GENEVA / WASHINGTON DC (14 March 2019) – Brazil must ensure that the killers of human rights defender and city councillor Marielle Franco are brought to justice, say a group of human rights experts* on the anniversary of her death.
Marielle Franco, and her driver Anderson Gomes, were shot dead in their car on 14 March 2018 while returning from a public event. Two former policemen suspected of participating in the murder were arrested on 12 March 2019.
“The killing of Marielle Franco is an attack on the heart of a democratic society and an emblematic case of the threats faced by human rights defenders in Brazil,” said the experts from the UN and the Inter-American Commission on human rights.
“If the State fails to deliver justice in this case, it would send an alarming message to human rights defenders, in particular those facing threats and attacks.”
“Marielle was a source of hope and inspiration in Rio de Janeiro and beyond. She worked tirelessly to promote women’s rights, racial equality, and the rights of LGBTI people.”
Ms Franco also campaigned on behalf of people of African descent and young people in urban areas. She decried the excessive use of force by the military and the actions of militias operating in Rio de Janeiro.
“We acknowledge the work carried out by police investigators and prosecutors, and the concrete progress made in recent days, but more must be done to establish the motives for the attack and uncover those behind it. Brazil must not take the path of impunity,” the experts said.

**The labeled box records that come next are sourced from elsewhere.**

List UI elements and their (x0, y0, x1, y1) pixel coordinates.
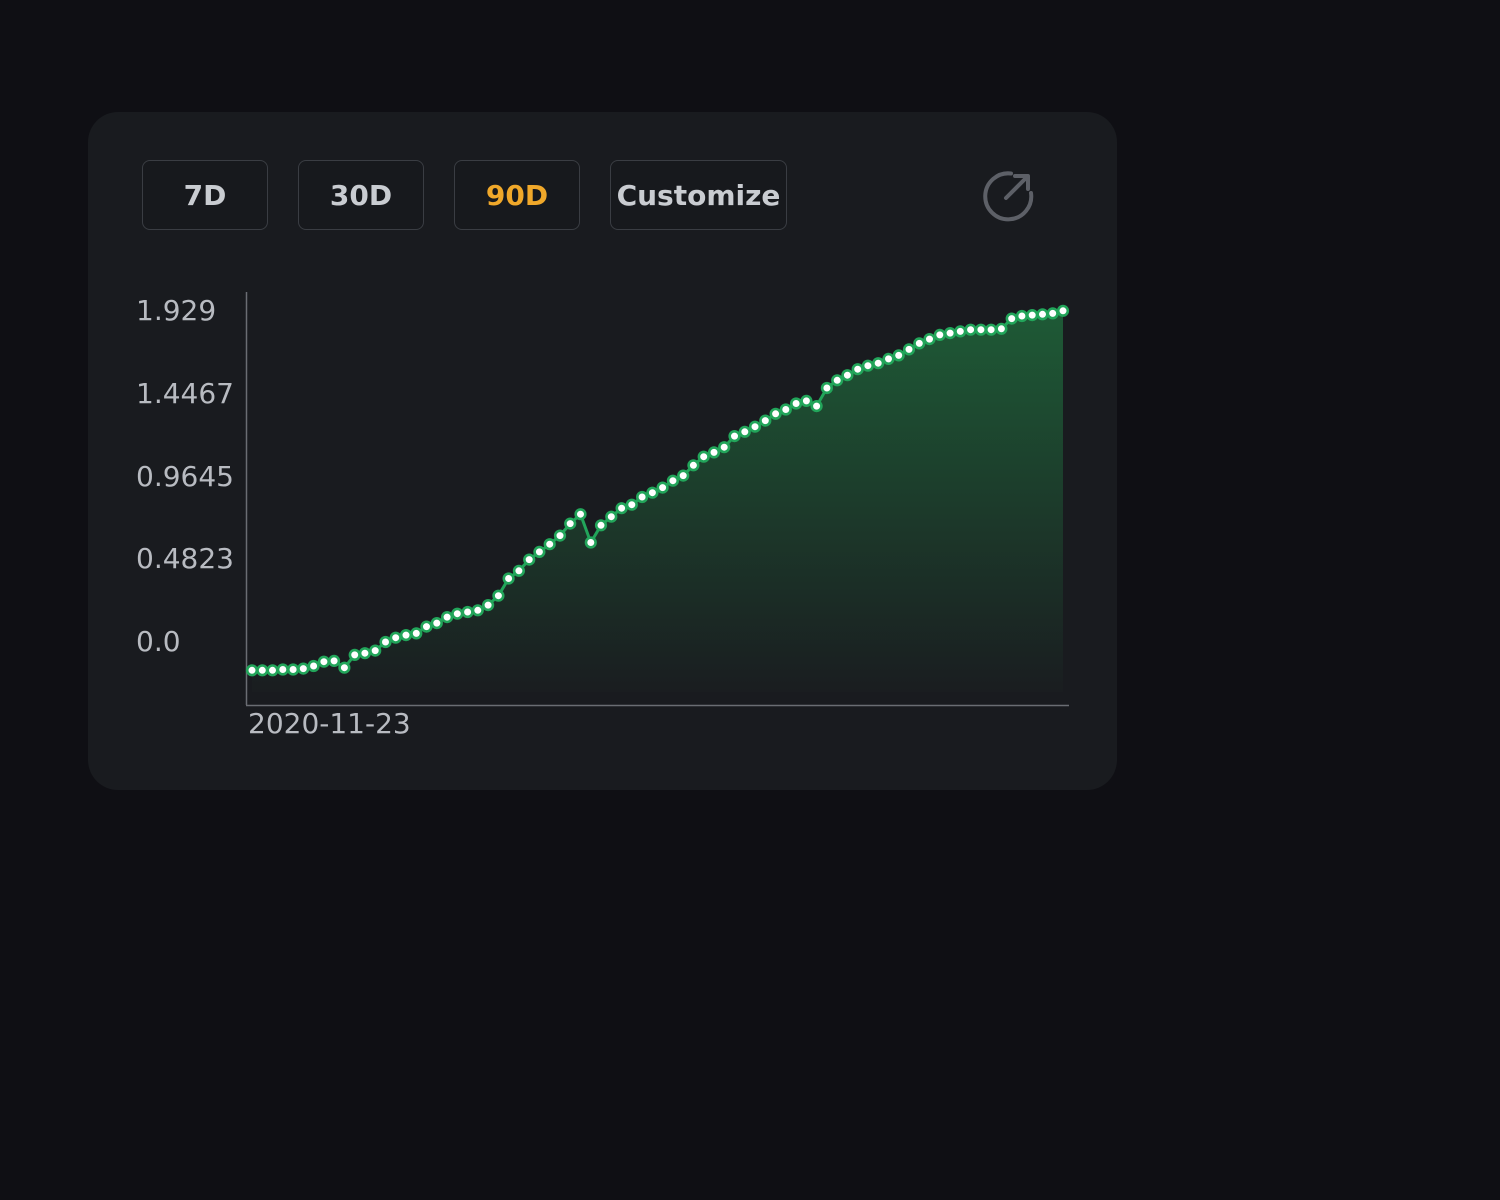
data-point (512, 564, 526, 577)
data-point (800, 394, 813, 408)
data-point (707, 446, 721, 459)
data-point (902, 343, 916, 356)
data-point (584, 536, 597, 549)
data-point (594, 519, 608, 532)
data-point (748, 420, 762, 433)
data-point (430, 617, 443, 630)
data-point (492, 589, 505, 602)
data-point (553, 529, 567, 542)
data-point (564, 517, 577, 530)
data-point (1026, 309, 1039, 322)
data-point (451, 607, 464, 620)
chart-card: 7D 30D 90D Customize 1.929 1.4467 0.9645… (88, 112, 1117, 790)
data-point (943, 327, 957, 340)
data-point (410, 627, 423, 640)
data-point (995, 322, 1008, 335)
data-point (779, 403, 792, 416)
data-point (677, 469, 690, 482)
data-point (810, 400, 823, 413)
data-point (338, 661, 351, 674)
data-point (954, 325, 967, 338)
data-point (872, 357, 885, 370)
data-point (256, 664, 269, 677)
data-point (328, 654, 341, 668)
data-point (307, 659, 320, 673)
data-point (831, 374, 844, 387)
data-point (389, 631, 402, 644)
data-point (266, 664, 279, 677)
data-point (697, 450, 710, 463)
data-point (933, 328, 946, 341)
data-point (861, 359, 875, 372)
data-point (369, 644, 382, 657)
data-point (605, 510, 618, 523)
data-point (923, 333, 936, 346)
data-point (574, 508, 587, 521)
data-point (646, 486, 659, 499)
data-point (461, 605, 474, 619)
data-point (625, 498, 638, 511)
data-point (1005, 312, 1018, 325)
data-point (964, 323, 977, 336)
data-point (1015, 309, 1029, 323)
data-point (666, 474, 680, 487)
data-point (759, 414, 772, 427)
data-point (482, 599, 495, 612)
data-point (687, 459, 700, 472)
data-point (820, 381, 834, 395)
data-point (317, 655, 330, 668)
data-point (399, 628, 413, 642)
data-point (543, 538, 556, 551)
data-point (718, 441, 731, 454)
data-point (420, 620, 433, 633)
data-point (523, 553, 536, 566)
data-point (245, 664, 259, 677)
data-point (892, 349, 905, 362)
data-point (851, 363, 864, 376)
data-point (533, 545, 546, 559)
data-point (882, 352, 895, 365)
data-point (974, 323, 988, 336)
data-point (297, 662, 310, 675)
data-point (738, 425, 751, 438)
data-point (379, 635, 392, 649)
series-area (252, 310, 1063, 692)
data-point (841, 369, 854, 382)
data-point (1036, 308, 1049, 321)
data-point (984, 323, 998, 336)
data-point (635, 490, 649, 504)
data-point (913, 337, 926, 350)
data-point (1056, 304, 1070, 317)
line-chart (245, 292, 1070, 707)
data-point (769, 407, 782, 420)
data-point (471, 604, 484, 617)
data-point (615, 502, 628, 515)
data-point (502, 572, 515, 585)
data-point (789, 397, 803, 410)
data-point (728, 430, 741, 443)
data-point (358, 647, 372, 660)
data-point (656, 481, 669, 494)
data-point (441, 611, 454, 624)
data-point (1046, 307, 1059, 320)
data-point (348, 648, 361, 662)
data-point (287, 663, 300, 676)
data-point (276, 663, 289, 676)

“The State has an obligation to ensure a thorough, independent and impartial investigation into these killings. We urge Brazil to conclude the investigation as soon as possible by bringing the intellectual and material perpetrators to justice and providing reparation and compensation for the families.”
Note: Additional information has been submitted by the Government in relation to the ongoing investigation, including charges brought against two alleged perpetrators and plans to provide financial compensation to the families.
(*) United Nations experts: Mr. Michal Balcerzak (Poland), Chair of the Working Group of Experts on People of African Descent; Ms Agnes Callamard (France), Special Rapporteur on extrajudicial, summary or arbitrary executions; Mr. David Kaye (USA), Special Rapporteur on the promotion and protection of the right to freedom of opinion and expression; Mr. Clément Nyaletsossi Voule (Togo),Special Rapporteur on the rights to freedom of peaceful assembly and of association; Mr. Michel Forst(France), Special Rapporteur on the situation of human rights defenders; Mr. Philip Alston (Australia), Special Rapporteur on extreme poverty and human rights; Ms E. Tendayi Achiume (Zambia), Special Rapporteur on contemporary forms of racism, racial discrimination, xenophobia and related intolerance; Ms Dubravka Šimonović (Croatia), Special Rapporteur on violence against women, its causes and consequences; Ms Ivana Radačić (Croatia), Chair of the Working Group on the issue of discrimination against women in law and in practice; Mr. Victor Madrigal-Borloz (Costa Rica), Independent Expert on protection against violence and discrimination based on sexual orientation and gender identity; MsLeilani Farha (Canada), Special Rapporteur on adequate housing as a component of the right to an adequate standard of living, and on the right to non-discrimination in this context; Experts from the Inter-American Commission on Human Rights: Ms Esmeralda Arosemena de Troitiño, President of the IACHR: Ms Antonia Urrejola, Second Vice-President of the IACHR and country rapporteur for Brazil;Mr. Francisco Eguiguren, Rapporteur on the rights of Human Rights Defenders.
The UN Special Rapporteurs and Working Groups are part of what is known as the Special Proceduresof the Human Rights Council. Special Procedures, the largest body of independent experts in the UN Human Rights system, is the general name of the Council’s independent fact-finding and monitoring mechanisms that address either specific country situations or thematic issues in all parts of the world. Special Procedures experts work on a voluntary basis; they are not UN staff and do not receive a salary for their work. They are independent from any government or organization and serve in their individual capacity.